Oba, vamos salvar o planeta!
Mas pera lá, a Amazônia é nossa!
Se a gente for ver, aqui no Fórum Social
Mundial só tinha gente do bem. Pessoas apegadas às mais límpidas e às mais
puras das intenções. Bandeou-se por aqui um povo atento e respeitoso aos mais
incipientes traços de diversidade.
Convivemos, por esses dias, com
personalidades nobres, singelas, calorosas e corteses. Crentes reluzentes nas
possibilidades de um mundo melhor. Gente da mais boa qualidade.
(Na caminhada de abertura, depois
daquela chuvarada, encontrei com os meus meninos, ali pelos arredores do Bar do
Parque e ficamos apreciando os movimentos. Ocorreu que aquela agitação toda
provocada pela ‘arte do encontro’ entre tantas tribos e turbinada pela poderosa
chuva das três causou uma certa inquietação na minha filha e ela confessou-se
com medo. Tranquilizei minha bebê. Não havia o que temer porque todos os que
estavam ali, estavam em nome do bem e da paz. E acho que houve muito de
realidade naquele meu argumento.Não vi, na caminhada, um buxixo sequer, uma
alteração que fosse, uma saliência ou um comportamento violento. A caminhada
foi uma grande festa de sons, muita dança e muita cor. Foi um festival de
delicadezas).
Só gente do bem.
Eu entrei no clima. Fiquei meio embebido
nos vapores difusos da generosidade. Nas discussões que fiz sobre um ou outro
tema sempre me municiei de uma pitada de aquiescência e uma outra de humildade
(coisinhas que eram raras em mim até dia desses). Nada radical. Afinal a
tolerância, nessas horas, pode ser um pré-requisito para um mundo melhor.
Só que, muita suavidade, muita
conivência, muita bondade, essas coisas, como diria o filósofo alemão, quando
expostas ao sol, ficam muito parecidas com uma grande e insidiosa maldade.

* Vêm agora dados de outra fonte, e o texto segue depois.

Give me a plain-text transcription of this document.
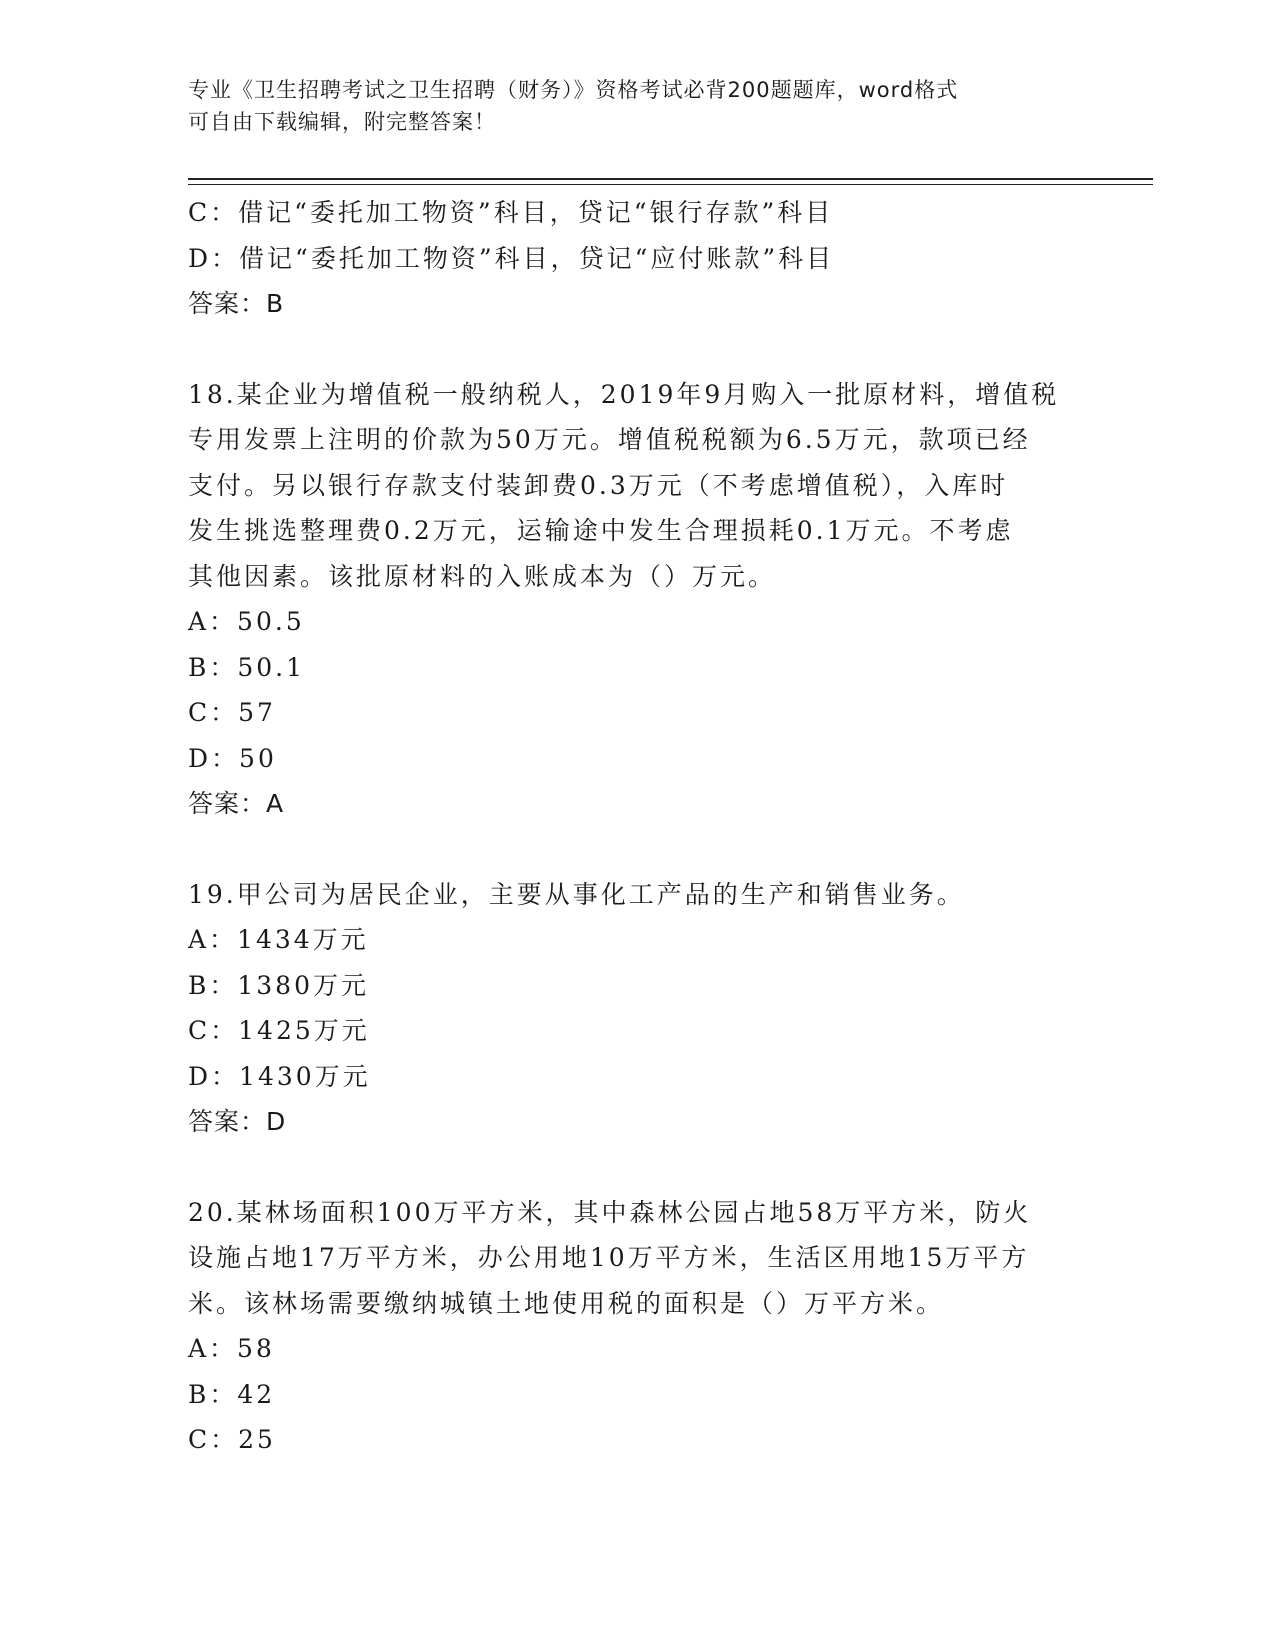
专业《卫生招聘考试之卫生招聘（财务）》资格考试必背200题题库，word格式
可自由下载编辑，附完整答案！

C：借记“委托加工物资”科目，贷记“银行存款”科目

D：借记“委托加工物资”科目，贷记“应付账款”科目

答案：B

18.某企业为增值税一般纳税人，2019年9月购入一批原材料，增值税

专用发票上注明的价款为50万元。增值税税额为6.5万元，款项已经

支付。另以银行存款支付装卸费0.3万元（不考虑增值税），入库时

发生挑选整理费0.2万元，运输途中发生合理损耗0.1万元。不考虑

其他因素。该批原材料的入账成本为（）万元。

A：50.5

B：50.1

C：57

D：50

答案：A

19.甲公司为居民企业，主要从事化工产品的生产和销售业务。

A：1434万元

B：1380万元

C：1425万元

D：1430万元

答案：D

20.某林场面积100万平方米，其中森林公园占地58万平方米，防火

设施占地17万平方米，办公用地10万平方米，生活区用地15万平方

米。该林场需要缴纳城镇土地使用税的面积是（）万平方米。

A：58

B：42

C：25
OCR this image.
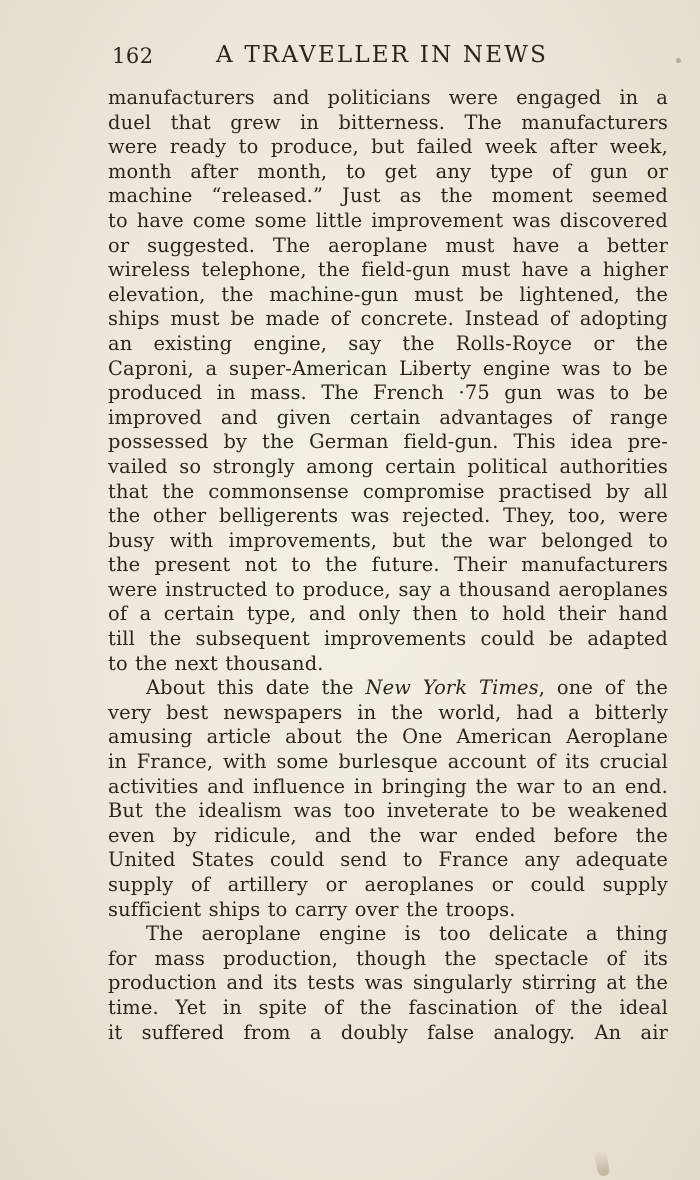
162	A TRAVELLER IN NEWS
manufacturers and politicians were engaged in a
duel that grew in bitterness. The manufacturers
were ready to produce, but failed week after week,
month after month, to get any type of gun or
machine “released.” Just as the moment seemed
to have come some little improvement was discovered
or suggested. The aeroplane must have a better
wireless telephone, the field-gun must have a higher
elevation, the machine-gun must be lightened, the
ships must be made of concrete. Instead of adopting
an existing engine, say the Rolls-Royce or the
Caproni, a super-American Liberty engine was to be
produced in mass. The French ·75 gun was to be
improved and given certain advantages of range
possessed by the German field-gun. This idea pre-
vailed so strongly among certain political authorities
that the commonsense compromise practised by all
the other belligerents was rejected. They, too, were
busy with improvements, but the war belonged to
the present not to the future. Their manufacturers
were instructed to produce, say a thousand aeroplanes
of a certain type, and only then to hold their hand
till the subsequent improvements could be adapted
to the next thousand.
About this date the New York Times, one of the
very best newspapers in the world, had a bitterly
amusing article about the One American Aeroplane
in France, with some burlesque account of its crucial
activities and influence in bringing the war to an end.
But the idealism was too inveterate to be weakened
even by ridicule, and the war ended before the
United States could send to France any adequate
supply of artillery or aeroplanes or could supply
sufficient ships to carry over the troops.
The aeroplane engine is too delicate a thing
for mass production, though the spectacle of its
production and its tests was singularly stirring at the
time. Yet in spite of the fascination of the ideal
it suffered from a doubly false analogy. An air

E eis que numa dessas viagens que fiz de
Barcarena para Belém, dividi o convés do popopô com um gringo de fala
‘apatralhada’ e de bochechas rosadas.
Um amor, o estrangeiro. Bom de prosa.
Também, né, o clima favorecia. Troca de experiências, de impressões... Eu
dispus a ele todo o meu modesto conhecimento sobre a dinâmica do estuário
guajarino (que é uma coisa surpreendente até para nós nativos, avalie pro homi
lá das lonjuras). Ele Admirava-se: “oh, oh, beautiful, wonderful...” e
desandava em lembranças sobre os diques do Mississipi (o que não tinha nada a
ver com a nossa conversa, diga-se). Quando deixamos a baía do Carnapijó e
ganhamos o furo do Piramanha, o amigo animou. Apanhou duas latinhas e olha, me
explorou. Queria saber de um tudo. Detalhes. Aí eu já comecei a desconfiar
daquele amor.
Essa viagem de Barcarena a Belém, pelo
furo, digo sempre, não é uma viagem, é uma tese de doutorado. Cruzamos
paisagens diversas e tomamos contato com alguns dos traços mais comuns da
região, sejam eles do ponto de vista sociológico, antropológico, geomorfológico,
geopolítico... Enfim, essa viagem nos mostra as comunidades tradicionais, os
açaizais, o fenômeno das terras caídas, o efeito maré, a elegância da aninga e
a sutileza do matapi... o ir e vir rotineiro que dá vida ao nosso lugar.
O gringo ficou maravilhado com aquilo.
Ali, já pela entrada do furo do Nazário,
quando as margens se aproximam e os meandros se sucedem, o visitante não se
conteve. Colocou a mão pra fora do barco, triscou a marola e gritou:
“beautiful, beautiful, o Amazônia é nossa...O Amazônia é nossa”. Aí eu queimei.
Emburrei. Não dei mais papo. Fui até o bar paguei-lhe uma latinha e
distanciei-me para boreste em silêncio.
Como “o Amazônia é nossa”? Como, meu
pai?
Gente muito boa esteve por aqui no
Fórum, mas sabe, advertiu Nietzsche,
a bondade exagerada lembra de pertinho, a maldade.